REKLAMA

Nie sądziłem, że PvP w Diablo 4 przypomni mi The Division - wrażenia

Rywalizacyjny multiplayer to jeden z tych obszarów Diablo 4, który zaskoczył mnie najbardziej. Zamiast stawać na klasyczną arenę, Blizzard poszedł w kierunku trybu ekstrakcji, znanego z takich gier jak The Division czy Call of Duty Warzone.

Diablo 4
REKLAMA

Złowieszcza Lilith, na którą poluje gracz w Diablo 4, nazywana jest "córką nienawiści". Jej ojciec to manipulant Mefisto, a demonica samą swoją obecnością w wymiarze śmiertelników wypacza Sanktuarium. Sprawia, że ludzie skaczą sobie do gardeł. Wyrywają się z łańcuchów prawa i porządku, dokonując makabrycznych aktów. Nienawiść ciągnie się za Lilith niczym woń perfum, deprawując otoczenie.

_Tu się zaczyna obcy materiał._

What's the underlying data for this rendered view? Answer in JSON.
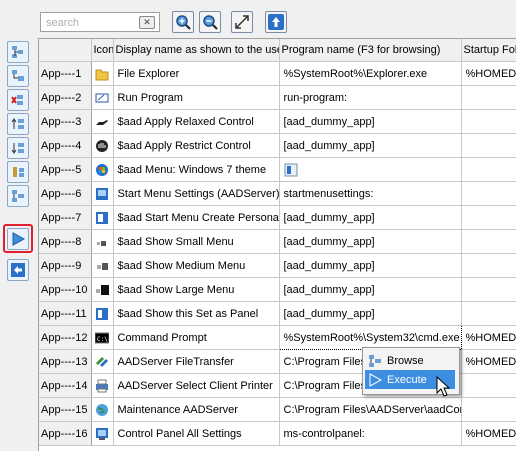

Pod wpływem Lilith w Sanktuarium pojawiły się Pola Nienawiści. To miejsca, w których nawet najbardziej bogobojni kapłani i najszlachetniejsi rycerze dają się ponieść wewnętrznym demonom. Chciwość. Brutalność. Bezwzględność. Pola Nienawiści wyciągają z ludzi - a więc graczy - co najgorsze. Sprawiają, że brat staje przeciw bratu, a sojusznik walczy z sojusznikiem.

REKLAMA
Lilith w kampanii Diablo 4

Pola Nienawiści to pomysł Blizzarda na połączenie PvP z otwartym światem Diablo 4.

Fields of Hatred to obszary otwartego świata, do których może wejść każdy gracz. Różnią się jednak od pozostałych lokacji czerwoną, złowieszczą aurą na mapie. Po wejściu na Pola gracz jest witany dwoma ikonami: pierwsza informuje o strefie PvP, druga ostrzega przed zagrożeniem utraty zdobytego tutaj ekwipunku.

Chociaż mamy do czynienia ze strefą PvP, gracze nie mogą rzucać się sobie do gardeł ot tak po prostu, bez żadnych zasad. Jeśli dana osoba chce zapolować na inne, musi złożyć specjalną deklarację przy pomocy kołowego menu interfejsu. Sygnalizując swoje zamiary, zyskuje tym samym możliwość atakowania napotkanych graczy. Jeśli ich pokona, odbiera im ich Nasiona Nienawiści, o których zaraz opowiem.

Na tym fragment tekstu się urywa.